É. R. – Grâce à ma petite-fille, je connais désormais par cœur l’Évangile de Bartimée et son « Il t’appelle » ! J’ai dû lui lire vingt fois ! Ma foi a donc grandi en la lui transmettant.
P. N.-D. – Un mot pour conclure ?
É. R. – Il se trouve que j’ai failli mourir à la suite d’une opération, il y a deux ans. Mais j’en suis revenu et j’en rends grâce. Nous parlions de rêves un peu plus tôt.

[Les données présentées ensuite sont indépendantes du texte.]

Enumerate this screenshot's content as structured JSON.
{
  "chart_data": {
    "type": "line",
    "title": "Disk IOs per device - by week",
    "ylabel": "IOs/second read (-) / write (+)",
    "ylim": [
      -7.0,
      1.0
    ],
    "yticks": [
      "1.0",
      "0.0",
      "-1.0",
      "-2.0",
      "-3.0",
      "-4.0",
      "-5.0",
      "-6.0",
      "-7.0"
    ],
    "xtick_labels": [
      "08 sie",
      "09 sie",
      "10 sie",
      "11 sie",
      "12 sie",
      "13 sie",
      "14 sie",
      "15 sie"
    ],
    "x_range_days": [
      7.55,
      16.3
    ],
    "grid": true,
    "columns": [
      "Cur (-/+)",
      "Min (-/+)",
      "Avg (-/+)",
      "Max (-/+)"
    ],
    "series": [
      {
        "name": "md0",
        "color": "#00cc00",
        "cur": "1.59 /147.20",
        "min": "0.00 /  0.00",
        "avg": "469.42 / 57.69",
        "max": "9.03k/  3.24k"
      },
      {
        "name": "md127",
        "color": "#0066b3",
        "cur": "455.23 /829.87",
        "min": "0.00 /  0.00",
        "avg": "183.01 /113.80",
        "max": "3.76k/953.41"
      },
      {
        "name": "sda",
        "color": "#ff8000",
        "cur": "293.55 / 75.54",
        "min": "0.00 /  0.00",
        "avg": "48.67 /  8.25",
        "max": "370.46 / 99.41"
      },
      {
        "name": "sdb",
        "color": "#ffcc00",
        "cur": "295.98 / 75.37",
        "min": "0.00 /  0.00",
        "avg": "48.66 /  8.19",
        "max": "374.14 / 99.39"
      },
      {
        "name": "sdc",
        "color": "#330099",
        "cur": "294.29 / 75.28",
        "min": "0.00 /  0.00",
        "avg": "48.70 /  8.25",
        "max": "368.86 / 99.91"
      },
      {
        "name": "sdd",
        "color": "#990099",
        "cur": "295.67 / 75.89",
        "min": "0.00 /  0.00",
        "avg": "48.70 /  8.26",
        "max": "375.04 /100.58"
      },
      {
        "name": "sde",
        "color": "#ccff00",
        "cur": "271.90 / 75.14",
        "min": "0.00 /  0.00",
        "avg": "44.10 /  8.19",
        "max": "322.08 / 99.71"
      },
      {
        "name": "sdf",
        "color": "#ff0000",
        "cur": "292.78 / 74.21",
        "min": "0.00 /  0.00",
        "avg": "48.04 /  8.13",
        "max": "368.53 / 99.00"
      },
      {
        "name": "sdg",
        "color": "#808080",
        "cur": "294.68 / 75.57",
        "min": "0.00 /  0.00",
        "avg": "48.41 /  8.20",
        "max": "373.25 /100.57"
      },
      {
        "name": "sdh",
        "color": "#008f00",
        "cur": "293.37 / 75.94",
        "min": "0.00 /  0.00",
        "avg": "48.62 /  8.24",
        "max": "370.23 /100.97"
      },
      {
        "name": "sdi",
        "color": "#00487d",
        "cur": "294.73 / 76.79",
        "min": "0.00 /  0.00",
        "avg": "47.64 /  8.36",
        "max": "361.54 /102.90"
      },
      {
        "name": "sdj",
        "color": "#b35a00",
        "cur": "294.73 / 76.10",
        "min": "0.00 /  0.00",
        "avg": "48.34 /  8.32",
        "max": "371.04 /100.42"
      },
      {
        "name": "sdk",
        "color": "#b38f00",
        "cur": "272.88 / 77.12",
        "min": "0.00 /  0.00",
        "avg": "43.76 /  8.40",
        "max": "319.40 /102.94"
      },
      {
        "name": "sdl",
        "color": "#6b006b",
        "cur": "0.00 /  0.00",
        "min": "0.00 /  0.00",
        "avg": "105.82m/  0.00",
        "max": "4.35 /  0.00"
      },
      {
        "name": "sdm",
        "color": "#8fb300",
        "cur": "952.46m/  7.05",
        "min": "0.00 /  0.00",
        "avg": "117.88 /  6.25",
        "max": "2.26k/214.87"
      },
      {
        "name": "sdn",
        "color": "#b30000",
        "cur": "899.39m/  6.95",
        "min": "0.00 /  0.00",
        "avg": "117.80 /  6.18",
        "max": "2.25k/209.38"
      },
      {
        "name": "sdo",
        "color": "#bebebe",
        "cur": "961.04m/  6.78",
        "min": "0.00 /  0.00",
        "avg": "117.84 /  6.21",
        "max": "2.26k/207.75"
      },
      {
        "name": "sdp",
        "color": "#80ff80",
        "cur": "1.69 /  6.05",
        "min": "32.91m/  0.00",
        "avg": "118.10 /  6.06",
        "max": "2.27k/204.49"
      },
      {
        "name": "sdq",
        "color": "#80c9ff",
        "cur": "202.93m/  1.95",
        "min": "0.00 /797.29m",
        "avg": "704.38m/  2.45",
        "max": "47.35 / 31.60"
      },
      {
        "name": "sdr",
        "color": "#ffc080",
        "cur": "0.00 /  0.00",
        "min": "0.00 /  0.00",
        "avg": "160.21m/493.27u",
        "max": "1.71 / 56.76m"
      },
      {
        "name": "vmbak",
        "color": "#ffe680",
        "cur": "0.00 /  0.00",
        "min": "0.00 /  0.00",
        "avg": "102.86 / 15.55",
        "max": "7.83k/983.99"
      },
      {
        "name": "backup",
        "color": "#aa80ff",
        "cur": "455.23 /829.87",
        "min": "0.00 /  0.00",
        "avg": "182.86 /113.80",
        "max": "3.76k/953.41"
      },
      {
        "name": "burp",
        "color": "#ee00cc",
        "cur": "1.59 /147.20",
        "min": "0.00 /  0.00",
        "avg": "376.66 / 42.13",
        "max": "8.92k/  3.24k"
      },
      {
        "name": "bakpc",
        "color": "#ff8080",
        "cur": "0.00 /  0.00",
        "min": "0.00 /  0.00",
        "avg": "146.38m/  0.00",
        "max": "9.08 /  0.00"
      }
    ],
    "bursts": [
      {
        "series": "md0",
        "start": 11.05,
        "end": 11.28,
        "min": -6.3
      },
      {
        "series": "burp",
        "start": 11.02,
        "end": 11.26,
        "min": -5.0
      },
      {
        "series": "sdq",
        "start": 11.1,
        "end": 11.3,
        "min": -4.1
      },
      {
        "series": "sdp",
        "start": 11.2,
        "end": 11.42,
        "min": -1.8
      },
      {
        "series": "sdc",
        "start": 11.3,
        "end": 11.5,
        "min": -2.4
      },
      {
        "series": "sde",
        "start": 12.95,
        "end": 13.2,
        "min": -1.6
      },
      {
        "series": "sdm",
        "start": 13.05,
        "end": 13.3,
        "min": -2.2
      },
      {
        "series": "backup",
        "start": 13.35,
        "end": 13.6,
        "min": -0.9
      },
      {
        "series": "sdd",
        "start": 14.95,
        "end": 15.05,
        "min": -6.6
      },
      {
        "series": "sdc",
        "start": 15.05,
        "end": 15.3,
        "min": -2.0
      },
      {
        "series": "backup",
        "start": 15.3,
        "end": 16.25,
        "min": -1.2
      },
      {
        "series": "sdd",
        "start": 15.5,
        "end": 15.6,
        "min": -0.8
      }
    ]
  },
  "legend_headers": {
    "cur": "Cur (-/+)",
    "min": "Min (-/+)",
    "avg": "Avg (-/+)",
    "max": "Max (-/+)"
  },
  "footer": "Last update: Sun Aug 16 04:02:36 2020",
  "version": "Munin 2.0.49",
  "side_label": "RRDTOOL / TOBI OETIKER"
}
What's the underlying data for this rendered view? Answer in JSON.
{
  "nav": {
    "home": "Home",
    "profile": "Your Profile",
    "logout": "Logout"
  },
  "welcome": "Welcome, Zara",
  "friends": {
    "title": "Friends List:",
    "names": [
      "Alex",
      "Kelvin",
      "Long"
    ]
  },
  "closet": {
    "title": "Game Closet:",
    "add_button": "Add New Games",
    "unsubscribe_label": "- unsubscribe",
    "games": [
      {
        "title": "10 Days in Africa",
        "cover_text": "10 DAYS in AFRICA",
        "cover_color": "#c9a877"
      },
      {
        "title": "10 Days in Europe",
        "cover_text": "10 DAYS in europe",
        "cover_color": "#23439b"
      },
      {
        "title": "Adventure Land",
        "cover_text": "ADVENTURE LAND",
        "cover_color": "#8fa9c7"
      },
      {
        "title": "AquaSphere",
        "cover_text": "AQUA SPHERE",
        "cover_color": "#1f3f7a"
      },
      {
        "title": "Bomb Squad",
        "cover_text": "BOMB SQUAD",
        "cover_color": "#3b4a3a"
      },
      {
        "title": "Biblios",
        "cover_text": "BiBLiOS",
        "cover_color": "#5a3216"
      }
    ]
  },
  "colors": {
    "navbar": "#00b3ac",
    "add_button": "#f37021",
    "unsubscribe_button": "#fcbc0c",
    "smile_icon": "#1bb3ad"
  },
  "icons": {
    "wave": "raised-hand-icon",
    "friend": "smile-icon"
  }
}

Je crois justement que même « vieux », il faut continuer à faire des projets, à en discuter, à prendre au sérieux ceux des petits-enfants aussi… Exposer un projet, c’est déjà vivre un peu !
P. P. – J’ai été bouleversé par notre pape de 84 ans, proclamant son message public en vidéo pour la Journée mondiale des grands-parents et des personnes âgées, tutoyant ses interlocuteurs, parlant de son appel comme pape à l’âge avancé de 78 ans… J’invite chacun à regarder cette vidéo.
Propos recueillis par Laurence Faure
[1] *Angélus du pape François, le 31 janvier 2021 et son homélie du 19 novembre 2013.
[2] L’OMS estime que le nombre de personnes âgées de 60 ans et plus passera de 962 millions (2017) à
1,4 milliard (2030)
[3] Note de synthèse. L’impact de la Covid-19 sur les personnes âgées.